Updates, 9/6: “Working its way through courtroom arguments, the movie never transcends the main tension established early on, but Doueiri does a competent job of exploring the sources of anger on both sides without valorizing either of them,” writes IndieWire’s Eric Kohn.
“You know, I’ve developed a knack for insulting people very, very expertly,” Doueiri tells Kaleem Aftab at Cineuropa. “It's like over time I have learned how to insult people in a way that will hurt them the most. My girlfriend at the time [now his wife and co-screenwriter, Joëlle Touma] said, ‘How could you talk to a Palestinian like that?’ So I went down to the guy as he was cleaning the streets, and I said, ‘Look, I apologize.’ He couldn't even look me in the eyes; he was very, very hurt.”
Update, 9/8: “How Joëlle Touma’s script progresses is heavy-handed in its desire to augment the tensions and provide justifications, but it’s still powerful nonetheless,” writes Jared Mobarak at the Film Stage, “You may initially believe one man over-reacted more than the other with both seeming guilty in equal measure, but prepare to wonder if both are actually innocent as more secrets and truths are revealed.”
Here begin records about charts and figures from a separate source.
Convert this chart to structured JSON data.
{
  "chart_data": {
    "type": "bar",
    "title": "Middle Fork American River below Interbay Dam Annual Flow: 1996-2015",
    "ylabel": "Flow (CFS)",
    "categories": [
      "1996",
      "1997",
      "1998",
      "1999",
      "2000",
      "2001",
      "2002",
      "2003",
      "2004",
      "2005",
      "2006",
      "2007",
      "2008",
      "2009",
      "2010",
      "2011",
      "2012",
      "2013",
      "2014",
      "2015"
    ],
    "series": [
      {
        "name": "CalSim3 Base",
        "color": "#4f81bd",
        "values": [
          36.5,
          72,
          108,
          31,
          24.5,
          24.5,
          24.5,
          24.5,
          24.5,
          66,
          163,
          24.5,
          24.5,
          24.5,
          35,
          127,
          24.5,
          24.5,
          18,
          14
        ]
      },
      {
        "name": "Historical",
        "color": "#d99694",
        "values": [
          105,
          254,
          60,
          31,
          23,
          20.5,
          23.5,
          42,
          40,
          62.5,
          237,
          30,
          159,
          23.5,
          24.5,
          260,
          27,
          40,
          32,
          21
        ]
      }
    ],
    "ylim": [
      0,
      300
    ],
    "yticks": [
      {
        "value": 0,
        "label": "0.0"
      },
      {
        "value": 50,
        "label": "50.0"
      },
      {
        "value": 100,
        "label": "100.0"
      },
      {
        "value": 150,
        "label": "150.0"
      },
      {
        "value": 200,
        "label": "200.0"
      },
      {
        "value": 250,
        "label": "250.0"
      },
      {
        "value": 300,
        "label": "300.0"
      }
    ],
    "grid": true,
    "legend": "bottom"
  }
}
Update, 9/11: “Doueiri said Monday that his detention at Beirut airport and subsequent questioning by a military tribunal were an attempt to suppress his new film, The Insult, which just won a prize at the Venice Film Festival and is Lebanon’s candidate for the foreign-language Oscar,” reports Nick Vivarelli. “Doueiri spoke to Variety after being grilled for three hours Monday by a Lebanese military panel about his previous film, The Attack, which was partly shot in Israel. Lebanon bans its citizens from visiting Israel, because it is officially at war with the Jewish state. After his interrogation by the tribunal, Doueiri was released without charge, and his French and Lebanese passports, which had been confiscated at the airport, were returned to him. Doueiri said his detention and court summons were clearly timed to disrupt the release of The Insult, which is slated to premiere in Lebanon on Tuesday.”